Kaftrio treatment led to modest increases in blood pressure and a decrease in heart rate, with these changes becoming evident within four weeks. Body weight also increased by about 4 kg (8.8 lbs), most rapidly during the first 4 to 6 weeks of treatment. On average, blood aldosterone levels dropped substantially — especially in those with higher pretreatment levels.
“We propose that the mechanism of [Kaftrio]-induced elevation of blood pressure is not a pharmacological adverse effect, rather it is the expected physiological response to cessation of salt-wasting and increased salt and water retention,” the researchers wrote.
Overall, treatment effects were similar in male and female patients, with no consistent differences across different CF-causing mutations.
The salt-wasting [characteristic] and the state of volume contraction in [people with CF] are significantly improved after treatment with [Kaftrio].

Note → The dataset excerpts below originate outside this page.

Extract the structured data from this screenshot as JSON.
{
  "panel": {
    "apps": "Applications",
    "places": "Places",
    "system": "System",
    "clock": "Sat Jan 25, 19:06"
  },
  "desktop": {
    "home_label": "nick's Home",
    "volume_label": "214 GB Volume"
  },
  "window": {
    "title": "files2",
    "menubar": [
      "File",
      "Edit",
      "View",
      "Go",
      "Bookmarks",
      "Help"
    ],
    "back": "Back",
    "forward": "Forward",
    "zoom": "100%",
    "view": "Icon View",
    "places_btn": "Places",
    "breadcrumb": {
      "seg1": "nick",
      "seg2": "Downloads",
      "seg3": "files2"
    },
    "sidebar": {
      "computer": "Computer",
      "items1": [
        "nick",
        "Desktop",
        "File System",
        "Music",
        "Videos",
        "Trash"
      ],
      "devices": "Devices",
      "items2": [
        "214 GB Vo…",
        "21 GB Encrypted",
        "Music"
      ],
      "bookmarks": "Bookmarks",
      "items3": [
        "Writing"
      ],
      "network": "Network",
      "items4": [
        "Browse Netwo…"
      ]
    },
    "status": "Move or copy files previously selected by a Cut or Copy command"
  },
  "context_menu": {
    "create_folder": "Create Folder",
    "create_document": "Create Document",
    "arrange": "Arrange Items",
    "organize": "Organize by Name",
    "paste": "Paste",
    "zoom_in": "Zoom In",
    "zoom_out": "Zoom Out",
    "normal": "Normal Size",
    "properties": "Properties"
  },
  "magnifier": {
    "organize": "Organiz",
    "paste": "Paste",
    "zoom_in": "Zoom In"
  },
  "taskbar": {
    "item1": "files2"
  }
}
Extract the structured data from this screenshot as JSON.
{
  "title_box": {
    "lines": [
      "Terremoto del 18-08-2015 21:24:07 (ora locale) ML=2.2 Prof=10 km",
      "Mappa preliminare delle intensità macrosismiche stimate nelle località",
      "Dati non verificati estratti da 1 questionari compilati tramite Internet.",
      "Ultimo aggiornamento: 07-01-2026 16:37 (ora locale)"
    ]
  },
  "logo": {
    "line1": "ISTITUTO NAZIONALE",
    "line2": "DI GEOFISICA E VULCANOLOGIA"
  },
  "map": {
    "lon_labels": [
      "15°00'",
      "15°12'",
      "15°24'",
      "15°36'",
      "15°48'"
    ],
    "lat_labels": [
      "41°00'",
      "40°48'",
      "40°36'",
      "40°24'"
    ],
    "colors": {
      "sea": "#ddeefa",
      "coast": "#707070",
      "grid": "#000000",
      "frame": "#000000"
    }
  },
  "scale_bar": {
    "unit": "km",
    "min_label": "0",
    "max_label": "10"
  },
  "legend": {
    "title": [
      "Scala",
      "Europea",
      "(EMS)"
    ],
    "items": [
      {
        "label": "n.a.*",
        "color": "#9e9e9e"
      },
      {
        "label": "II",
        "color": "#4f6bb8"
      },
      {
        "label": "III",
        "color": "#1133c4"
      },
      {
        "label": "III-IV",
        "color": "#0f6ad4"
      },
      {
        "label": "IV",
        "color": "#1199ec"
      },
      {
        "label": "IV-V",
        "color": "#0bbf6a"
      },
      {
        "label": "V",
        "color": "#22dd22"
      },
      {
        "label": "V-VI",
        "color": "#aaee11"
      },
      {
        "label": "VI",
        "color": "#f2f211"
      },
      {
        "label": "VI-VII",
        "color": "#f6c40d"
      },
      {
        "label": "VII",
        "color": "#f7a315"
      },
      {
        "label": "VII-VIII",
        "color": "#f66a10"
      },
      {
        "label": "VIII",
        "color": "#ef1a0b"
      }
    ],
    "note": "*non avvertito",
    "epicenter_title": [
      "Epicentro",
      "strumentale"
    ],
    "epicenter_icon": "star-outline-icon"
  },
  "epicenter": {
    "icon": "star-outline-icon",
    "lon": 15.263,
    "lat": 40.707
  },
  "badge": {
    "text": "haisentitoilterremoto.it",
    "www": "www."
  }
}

Because CF patients have markedly reduced bicarbonate secretion, which the body uses to regulate acid-base balance, participants underwent an oral bicarbonate challenge. That is, they received a standardized dose of sodium bicarbonate (baking soda), and the amount of salts and water excreted in their urine was measured.
Results showed that Kaftrio treatment increased urine (diuresis) and sodium (natriuresis) excretion to levels comparable to those of healthy controls. Again, no differences were observed between male and female patients and between those with various CF-causing mutations.
“The salt-wasting [characteristic] and the state of volume contraction in [people with CF] are significantly improved after treatment with [Kaftrio],” the researchers concluded. “Salt repletion appears unnecessary in [Kaftrio]-treated [people with CF].”